El presidente López Obrador anunció para esta semana un expediente sobre “facturas falsas” que representó un fraude de 48 mil millones de pesos para el erario federal. Y entre lo que presentará el presidente, que es un informe basado en denuncias presentadas de la Auditoría Superior de la Federación y documentadas por la Unidad de Inteligencia Financiera, están los casos de varios estados de la República cuyos gobernadores presentaron documentación de facturas falsificadas para justificar gastos de salud y educación, entre otros rubos. El tema será de escándalo seguro e involucra al menos a dos gobernadores de los más críticos y confrontados en este momento con el gobierno federal: Enrique Alfaro, de Jalisco, y Francisco García Cabeza de Vaca, de Tamaulipas. Nada más enTamaulipas, en el rubro de Salud trae mas de 1 mil millones de pesos en facturas falsas, según documentó la ASF y la información la tiene en su poder el gobierno federal a través de la UIF. Si eso, entre otras cosas, viene en el expediente que hará público el presidente en sus mañaneras de esta semana, será sin duda una bomba, sobre todo en el actual contexto de guerra política entre López Obrador y varios estados del norte y occidente de la República… A propósito de facturas y de deudas al fisco, los vecinos del SAT en la Colonia Guerrero comentan que cada vez les llama más la atención que últimamente hay cada vez mas camionetas Suburban y guaruras haciendo fila afuera de la institución, con empresarios y dueños de grandes empresas que acuden al edificio de la administración fiscal federal ubicado en la avenida Hidalgo, donde se encuentran las oficinas de la directora Raquel Buenrostro.
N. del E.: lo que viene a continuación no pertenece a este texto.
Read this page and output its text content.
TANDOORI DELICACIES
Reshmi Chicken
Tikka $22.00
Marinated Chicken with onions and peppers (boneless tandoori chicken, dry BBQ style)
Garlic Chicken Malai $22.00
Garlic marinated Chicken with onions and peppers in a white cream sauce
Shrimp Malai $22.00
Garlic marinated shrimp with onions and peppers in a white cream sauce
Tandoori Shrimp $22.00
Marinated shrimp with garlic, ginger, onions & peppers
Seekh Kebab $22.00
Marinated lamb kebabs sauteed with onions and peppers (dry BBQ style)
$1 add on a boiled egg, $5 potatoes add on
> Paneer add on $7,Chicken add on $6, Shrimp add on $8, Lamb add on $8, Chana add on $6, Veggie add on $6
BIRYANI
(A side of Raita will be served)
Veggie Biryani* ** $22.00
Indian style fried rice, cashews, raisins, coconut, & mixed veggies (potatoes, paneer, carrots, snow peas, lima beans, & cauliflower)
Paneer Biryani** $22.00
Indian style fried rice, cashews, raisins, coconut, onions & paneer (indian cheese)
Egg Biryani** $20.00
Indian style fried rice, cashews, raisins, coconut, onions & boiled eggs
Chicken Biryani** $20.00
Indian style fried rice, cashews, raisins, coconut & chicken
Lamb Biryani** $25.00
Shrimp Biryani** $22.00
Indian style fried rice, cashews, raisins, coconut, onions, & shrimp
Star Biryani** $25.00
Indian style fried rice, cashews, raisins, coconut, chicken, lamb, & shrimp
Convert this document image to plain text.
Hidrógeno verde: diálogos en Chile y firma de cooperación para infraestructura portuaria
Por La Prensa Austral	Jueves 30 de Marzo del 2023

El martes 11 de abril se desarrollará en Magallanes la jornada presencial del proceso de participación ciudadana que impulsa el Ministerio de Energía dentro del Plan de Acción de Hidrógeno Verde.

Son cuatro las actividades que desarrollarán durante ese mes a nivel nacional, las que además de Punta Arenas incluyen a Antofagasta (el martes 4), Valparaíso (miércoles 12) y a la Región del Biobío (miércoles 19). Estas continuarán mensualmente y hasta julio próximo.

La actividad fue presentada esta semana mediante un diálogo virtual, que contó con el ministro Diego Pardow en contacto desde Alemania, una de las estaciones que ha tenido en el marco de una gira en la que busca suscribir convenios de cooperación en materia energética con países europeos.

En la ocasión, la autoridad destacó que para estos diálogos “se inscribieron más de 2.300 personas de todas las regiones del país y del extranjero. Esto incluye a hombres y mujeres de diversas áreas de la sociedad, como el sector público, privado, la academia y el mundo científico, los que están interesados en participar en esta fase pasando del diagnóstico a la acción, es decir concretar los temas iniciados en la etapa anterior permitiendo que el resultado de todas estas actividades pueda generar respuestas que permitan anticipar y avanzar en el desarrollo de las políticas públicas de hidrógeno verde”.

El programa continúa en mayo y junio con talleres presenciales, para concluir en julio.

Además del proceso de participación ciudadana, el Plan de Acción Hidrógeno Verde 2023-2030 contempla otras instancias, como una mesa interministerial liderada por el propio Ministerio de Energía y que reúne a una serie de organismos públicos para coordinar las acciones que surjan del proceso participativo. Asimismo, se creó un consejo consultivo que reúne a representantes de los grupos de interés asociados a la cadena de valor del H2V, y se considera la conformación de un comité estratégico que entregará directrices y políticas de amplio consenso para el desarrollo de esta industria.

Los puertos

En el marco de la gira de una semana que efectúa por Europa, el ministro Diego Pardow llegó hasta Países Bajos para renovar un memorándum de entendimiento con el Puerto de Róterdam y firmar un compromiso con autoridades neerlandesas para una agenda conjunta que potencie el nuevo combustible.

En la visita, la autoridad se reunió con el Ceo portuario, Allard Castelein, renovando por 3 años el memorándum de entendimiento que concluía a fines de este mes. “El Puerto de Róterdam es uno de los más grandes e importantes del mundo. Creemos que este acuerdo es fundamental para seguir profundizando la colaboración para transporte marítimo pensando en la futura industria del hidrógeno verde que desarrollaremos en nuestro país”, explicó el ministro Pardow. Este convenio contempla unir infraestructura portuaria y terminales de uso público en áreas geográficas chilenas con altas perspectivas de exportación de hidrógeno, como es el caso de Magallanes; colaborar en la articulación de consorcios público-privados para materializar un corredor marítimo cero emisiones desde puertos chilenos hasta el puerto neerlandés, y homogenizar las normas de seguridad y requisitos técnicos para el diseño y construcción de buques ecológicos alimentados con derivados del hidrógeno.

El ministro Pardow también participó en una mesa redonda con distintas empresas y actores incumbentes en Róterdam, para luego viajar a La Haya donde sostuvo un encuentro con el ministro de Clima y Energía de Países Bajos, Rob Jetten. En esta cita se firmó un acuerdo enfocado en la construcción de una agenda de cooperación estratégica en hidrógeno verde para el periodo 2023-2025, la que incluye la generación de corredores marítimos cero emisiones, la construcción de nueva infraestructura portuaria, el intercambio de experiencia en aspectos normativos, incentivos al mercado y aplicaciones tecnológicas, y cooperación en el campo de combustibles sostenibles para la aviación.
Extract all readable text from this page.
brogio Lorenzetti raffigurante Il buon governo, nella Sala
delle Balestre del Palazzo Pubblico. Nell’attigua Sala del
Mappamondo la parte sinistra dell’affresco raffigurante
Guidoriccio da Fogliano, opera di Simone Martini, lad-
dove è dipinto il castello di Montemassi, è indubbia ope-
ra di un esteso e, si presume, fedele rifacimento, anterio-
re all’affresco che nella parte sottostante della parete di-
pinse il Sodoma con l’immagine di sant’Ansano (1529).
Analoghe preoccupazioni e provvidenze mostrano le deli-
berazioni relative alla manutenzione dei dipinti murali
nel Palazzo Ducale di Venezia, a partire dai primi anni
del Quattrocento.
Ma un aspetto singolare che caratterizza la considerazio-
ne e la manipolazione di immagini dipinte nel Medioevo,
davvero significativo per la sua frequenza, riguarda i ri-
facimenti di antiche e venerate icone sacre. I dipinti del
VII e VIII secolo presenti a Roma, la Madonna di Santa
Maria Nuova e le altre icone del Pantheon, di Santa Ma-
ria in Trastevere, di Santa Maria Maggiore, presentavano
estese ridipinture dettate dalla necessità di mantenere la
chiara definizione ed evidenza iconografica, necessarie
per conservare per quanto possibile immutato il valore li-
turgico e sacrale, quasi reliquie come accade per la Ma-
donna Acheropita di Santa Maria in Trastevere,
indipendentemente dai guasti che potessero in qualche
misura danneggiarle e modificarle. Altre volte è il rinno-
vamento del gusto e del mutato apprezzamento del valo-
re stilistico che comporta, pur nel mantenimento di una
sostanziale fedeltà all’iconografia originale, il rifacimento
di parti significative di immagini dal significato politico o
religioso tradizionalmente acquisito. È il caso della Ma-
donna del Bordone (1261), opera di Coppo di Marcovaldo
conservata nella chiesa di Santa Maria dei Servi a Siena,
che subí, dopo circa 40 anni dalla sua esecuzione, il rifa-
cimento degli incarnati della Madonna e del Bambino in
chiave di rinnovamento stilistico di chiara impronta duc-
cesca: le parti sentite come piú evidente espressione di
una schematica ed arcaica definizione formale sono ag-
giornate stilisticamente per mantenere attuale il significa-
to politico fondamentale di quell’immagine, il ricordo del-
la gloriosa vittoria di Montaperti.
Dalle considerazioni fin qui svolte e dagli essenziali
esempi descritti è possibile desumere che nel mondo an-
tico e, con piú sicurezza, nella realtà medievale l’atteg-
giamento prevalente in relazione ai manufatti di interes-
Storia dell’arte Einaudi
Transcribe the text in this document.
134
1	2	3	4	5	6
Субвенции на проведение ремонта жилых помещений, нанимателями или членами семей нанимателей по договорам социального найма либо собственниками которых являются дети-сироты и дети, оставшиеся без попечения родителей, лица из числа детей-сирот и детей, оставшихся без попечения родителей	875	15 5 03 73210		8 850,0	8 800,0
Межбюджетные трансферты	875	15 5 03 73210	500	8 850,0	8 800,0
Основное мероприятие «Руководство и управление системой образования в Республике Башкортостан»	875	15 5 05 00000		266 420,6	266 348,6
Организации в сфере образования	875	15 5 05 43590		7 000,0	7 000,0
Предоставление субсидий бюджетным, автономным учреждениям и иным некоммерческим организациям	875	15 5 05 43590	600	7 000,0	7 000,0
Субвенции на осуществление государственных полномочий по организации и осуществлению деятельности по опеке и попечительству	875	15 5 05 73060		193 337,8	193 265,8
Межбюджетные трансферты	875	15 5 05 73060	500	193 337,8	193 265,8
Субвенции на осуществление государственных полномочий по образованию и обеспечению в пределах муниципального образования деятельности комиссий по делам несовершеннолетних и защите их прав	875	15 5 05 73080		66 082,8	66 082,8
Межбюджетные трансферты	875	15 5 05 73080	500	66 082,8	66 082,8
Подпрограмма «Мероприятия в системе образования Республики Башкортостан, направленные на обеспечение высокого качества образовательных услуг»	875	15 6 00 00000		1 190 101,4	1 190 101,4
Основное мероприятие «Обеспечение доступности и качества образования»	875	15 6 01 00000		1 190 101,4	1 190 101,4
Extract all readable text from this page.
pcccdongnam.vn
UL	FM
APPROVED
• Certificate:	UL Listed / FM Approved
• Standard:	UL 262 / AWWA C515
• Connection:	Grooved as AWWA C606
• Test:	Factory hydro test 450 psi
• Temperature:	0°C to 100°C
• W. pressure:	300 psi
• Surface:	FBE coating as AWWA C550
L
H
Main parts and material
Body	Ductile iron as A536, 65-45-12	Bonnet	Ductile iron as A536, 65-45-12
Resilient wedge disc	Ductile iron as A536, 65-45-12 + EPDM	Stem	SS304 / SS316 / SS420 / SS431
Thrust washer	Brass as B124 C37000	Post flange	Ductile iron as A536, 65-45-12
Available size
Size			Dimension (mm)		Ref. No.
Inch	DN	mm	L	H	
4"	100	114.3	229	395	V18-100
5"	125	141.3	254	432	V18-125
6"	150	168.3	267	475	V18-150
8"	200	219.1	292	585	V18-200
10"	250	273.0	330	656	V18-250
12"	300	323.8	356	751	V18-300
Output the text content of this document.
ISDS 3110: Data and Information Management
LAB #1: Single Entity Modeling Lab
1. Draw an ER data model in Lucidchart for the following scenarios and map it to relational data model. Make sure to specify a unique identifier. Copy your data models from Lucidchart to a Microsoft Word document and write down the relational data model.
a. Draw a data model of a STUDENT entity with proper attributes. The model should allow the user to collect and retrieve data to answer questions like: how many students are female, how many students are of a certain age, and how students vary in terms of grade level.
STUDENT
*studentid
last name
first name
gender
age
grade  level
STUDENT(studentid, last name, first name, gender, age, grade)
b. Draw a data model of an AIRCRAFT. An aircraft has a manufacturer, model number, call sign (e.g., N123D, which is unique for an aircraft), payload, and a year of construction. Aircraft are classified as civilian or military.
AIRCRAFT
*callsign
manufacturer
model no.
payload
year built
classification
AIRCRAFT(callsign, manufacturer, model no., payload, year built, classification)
Los grandes contribuyentes que buscan liquidar sus pagos y adeudos con el gobierno federal se forman afuera, en las calles aledañas de la Colonia Guerrero y a veces se hace tan larga la fila que en algún momento tienen que salir los vigilantes a repartir fichas numeradas para darles turnos. Y así, con mala cara pero con la intención de llegar a un acuerdo, los grandes deudores van a ver a Buenrostro que les pone su mejor cara y los convence de que mejor paguen si no quieren ver la cara dura de Lolita… Los dados mandan Serpiente doble. Mal comienza la semana.